お前は誰だ

子供のときのように初恋の人と気易く話す夢をまた見てしまった。恋人ができたらこの夢は見なくなると思ってたけど、別にそんなことはなかった。普通に見る。彼は顔がよく、スクールカーストの上のっほ~、成績も上のっほ~の人だったので、今もきっと順風満帆な人生を歩んでるに違いないと思う。結婚はしてるだろうね。子供だっていたりして。お~怖い。知らんけど。私はというとスクールカーストドブのっほ~で、子供もいませんし、結婚もしていません。実家暮らしのフーテンみたいな生活をしております。実家暮らしのフーテンてなに。(笑)あの頃の「二人は対等な感じ」というのがもう永遠に失われてしまったものだと思うと本当に悲しい。恋人になりたいなんてもう言わない。私はただ君と他愛もないおしゃべりをしたいだけなんだよ。あの頃みたいに。これからも見ず知らずの他人の男性に初恋の人っぽい要素を投影して、でも、君は、私と対等におしゃべりしてくれないんやね…と思い続ける人生やと思う。なにそれつらい。本当につらい。

 

外でうるせーガキの声がする。「なぁこんなところにポテチの袋あるで!!」どうやら私が玄関で、ポテチの袋風のキットで育てているじゃがいもを発見して、はやし立てているようだ。おい。ふざけるな。そいつは今日芽を出したばっかりなんだ。慌てて出ていってドアをあけると5、6人のガキがワラワラ。ウッとなりながら説明する。

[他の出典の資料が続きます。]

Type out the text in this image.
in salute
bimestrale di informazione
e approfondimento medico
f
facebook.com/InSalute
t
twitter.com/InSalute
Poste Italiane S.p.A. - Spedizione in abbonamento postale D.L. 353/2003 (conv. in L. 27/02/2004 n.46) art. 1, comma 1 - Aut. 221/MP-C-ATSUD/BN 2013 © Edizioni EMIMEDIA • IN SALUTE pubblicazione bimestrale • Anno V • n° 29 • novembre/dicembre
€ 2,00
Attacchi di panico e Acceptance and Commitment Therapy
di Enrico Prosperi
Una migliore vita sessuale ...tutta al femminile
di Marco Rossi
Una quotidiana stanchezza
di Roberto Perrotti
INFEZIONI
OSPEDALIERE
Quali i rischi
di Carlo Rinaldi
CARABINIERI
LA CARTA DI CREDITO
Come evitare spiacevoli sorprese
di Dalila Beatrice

「それ、じゃがいも育ててるから、おいといてな……」ガキ相手でも人見知りを発揮しておどおどしてしまう。オトナみたいにバシッと注意できない。「丸好きなん??なぁ丸好きなん??」ガキが私に問う。どういう意味だ。ガキの思考回路は皆目わからない。「え、どういうこと?」「顔も丸いほうが好きなん??」「????」混乱を極めていると後方の自転車にまたがったガキが吠えた。「おいそれ悪口だぞ」悪口だったのかよ。私って今悪口を言われたんだね。お前の一言のせいでなんか傷ついたわ。きっと私が丸顔+丸眼鏡だったからとかではないでしょうか。普段この知り合いもロクにいない町で、幽霊のように気ままに暮らしている私だけど、急に現実という舞台に引きずり出された気がした。大人はほっといてくれるから幽霊でいられるんよ。子供はそうはいかんな。怖いなー子供は。現実を急に突き付けてくる。「丸好きなん??」って、「お前は誰だ?」っていうことだよな。